Um projeto desenvolvido em condições comerciais na Comunidade Valenciana confirma melhorias na funcionalidade do solo, na estabilidade nutricional e na biodiversidade microbiana através de estratégias avançadas de microbiologia aplicada.
A Agronova Biotech apresentou os resultados de um projeto avançado de biofertilização em citrinos, desenvolvido nas últimas duas culturas na Comunidade Valenciana, com o objetivo de avaliar o impacto dos microrganismos benéficos na funcionalidade do solo em condições reais de cultivo.
O estudo, realizado em diferentes variedades de citrinos — Clementina, Lane Late e Navelina —, integrou análises físico-químicas, atividade enzimática, metagenómica e monitorização agronómica, permitindo analisar a evolução conjunta do sistema solo-planta-microbioma.
A estratégia baseou-se na aplicação de Bulhnova, formulado com Azospirillum brasilense M3 e Pantoea dispersa C3, estirpes selecionadas pela sua capacidade de fixar o azoto atmosférico, estimular o desenvolvimento radicular e mobilizar nutrientes retidos em solos calcários.
Os resultados mostraram melhorias significativas na eficiência nutricional e na estabilidade do sistema agronómico. Na clementina registou-se um aumento sustentado do fósforo Olsen, enquanto que na laranja observou-se uma maior estabilidade do azoto e do fósforo disponíveis, juntamente com um aumento da capacidade de troca catiónica.
A nível biológico, os solos tratados apresentaram uma elevada atividade enzimática, com níveis elevados de β-glucosidase e manutenção de uma elevada atividade de fosfatase, indicadores-chave de funcionalidade em solos calcários mediterrânicos.
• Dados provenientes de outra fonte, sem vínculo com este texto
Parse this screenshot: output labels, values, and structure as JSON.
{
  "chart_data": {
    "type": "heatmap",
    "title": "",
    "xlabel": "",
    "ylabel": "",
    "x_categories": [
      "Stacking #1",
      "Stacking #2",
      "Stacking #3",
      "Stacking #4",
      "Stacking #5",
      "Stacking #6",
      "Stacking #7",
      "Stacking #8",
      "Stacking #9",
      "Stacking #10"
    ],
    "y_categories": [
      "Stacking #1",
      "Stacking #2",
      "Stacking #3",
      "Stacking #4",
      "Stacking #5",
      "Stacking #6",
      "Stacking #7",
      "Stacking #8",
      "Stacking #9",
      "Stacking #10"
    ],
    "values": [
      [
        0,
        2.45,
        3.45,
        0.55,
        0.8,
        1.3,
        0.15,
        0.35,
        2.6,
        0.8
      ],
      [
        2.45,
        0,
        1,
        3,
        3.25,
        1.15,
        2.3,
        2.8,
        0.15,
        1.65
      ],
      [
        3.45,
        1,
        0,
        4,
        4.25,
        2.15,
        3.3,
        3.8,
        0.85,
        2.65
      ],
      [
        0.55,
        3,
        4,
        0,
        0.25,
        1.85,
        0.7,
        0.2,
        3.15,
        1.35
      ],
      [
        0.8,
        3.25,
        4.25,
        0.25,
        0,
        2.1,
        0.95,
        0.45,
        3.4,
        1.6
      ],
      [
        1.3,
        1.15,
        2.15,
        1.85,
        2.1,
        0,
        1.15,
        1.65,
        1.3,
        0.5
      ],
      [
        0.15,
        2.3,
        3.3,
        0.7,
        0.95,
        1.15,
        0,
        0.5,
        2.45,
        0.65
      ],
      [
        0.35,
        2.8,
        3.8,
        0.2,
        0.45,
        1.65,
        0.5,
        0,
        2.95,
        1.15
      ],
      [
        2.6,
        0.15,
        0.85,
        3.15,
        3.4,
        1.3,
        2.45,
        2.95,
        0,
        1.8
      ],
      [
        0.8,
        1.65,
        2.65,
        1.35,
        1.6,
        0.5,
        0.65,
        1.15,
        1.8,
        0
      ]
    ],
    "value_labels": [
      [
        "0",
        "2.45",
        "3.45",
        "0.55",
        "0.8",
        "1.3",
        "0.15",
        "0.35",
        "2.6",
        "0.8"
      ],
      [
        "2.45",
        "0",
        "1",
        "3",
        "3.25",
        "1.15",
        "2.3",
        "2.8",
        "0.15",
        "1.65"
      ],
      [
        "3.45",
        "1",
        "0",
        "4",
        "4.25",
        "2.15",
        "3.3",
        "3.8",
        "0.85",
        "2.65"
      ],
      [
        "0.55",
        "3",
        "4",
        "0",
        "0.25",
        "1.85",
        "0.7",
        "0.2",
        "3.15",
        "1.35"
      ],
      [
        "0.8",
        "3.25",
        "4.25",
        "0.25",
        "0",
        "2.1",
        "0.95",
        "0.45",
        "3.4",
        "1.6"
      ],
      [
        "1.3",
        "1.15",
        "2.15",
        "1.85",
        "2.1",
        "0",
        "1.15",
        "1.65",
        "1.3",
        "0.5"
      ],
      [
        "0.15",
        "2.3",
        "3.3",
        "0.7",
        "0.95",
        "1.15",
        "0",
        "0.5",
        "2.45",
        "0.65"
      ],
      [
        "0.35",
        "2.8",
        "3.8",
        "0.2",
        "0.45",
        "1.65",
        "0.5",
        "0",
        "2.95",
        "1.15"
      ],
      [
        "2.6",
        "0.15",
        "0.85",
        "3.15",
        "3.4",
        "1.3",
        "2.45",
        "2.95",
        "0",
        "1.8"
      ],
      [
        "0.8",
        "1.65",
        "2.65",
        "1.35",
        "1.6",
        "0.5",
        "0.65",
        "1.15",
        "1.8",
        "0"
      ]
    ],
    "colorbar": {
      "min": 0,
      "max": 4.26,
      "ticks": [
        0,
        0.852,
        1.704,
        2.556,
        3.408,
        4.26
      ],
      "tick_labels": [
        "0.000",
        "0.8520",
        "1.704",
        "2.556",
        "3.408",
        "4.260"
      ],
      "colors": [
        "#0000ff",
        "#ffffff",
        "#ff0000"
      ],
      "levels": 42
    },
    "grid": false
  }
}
A análise metagenómica confirmou também uma elevada diversidade microbiana funcional, com índices de Shannon superiores a 5 e a recuperação de até 247 espécies eficazes.
Segundo a Agronova Biotech, os resultados reforçam o papel da biofertilização microbiológica como ferramenta estratégica para avançar para modelos agrícolas mais eficientes, resilientes e sustentáveis, baseados na regeneração funcional do solo e na otimização biológica dos recursos nutricionais.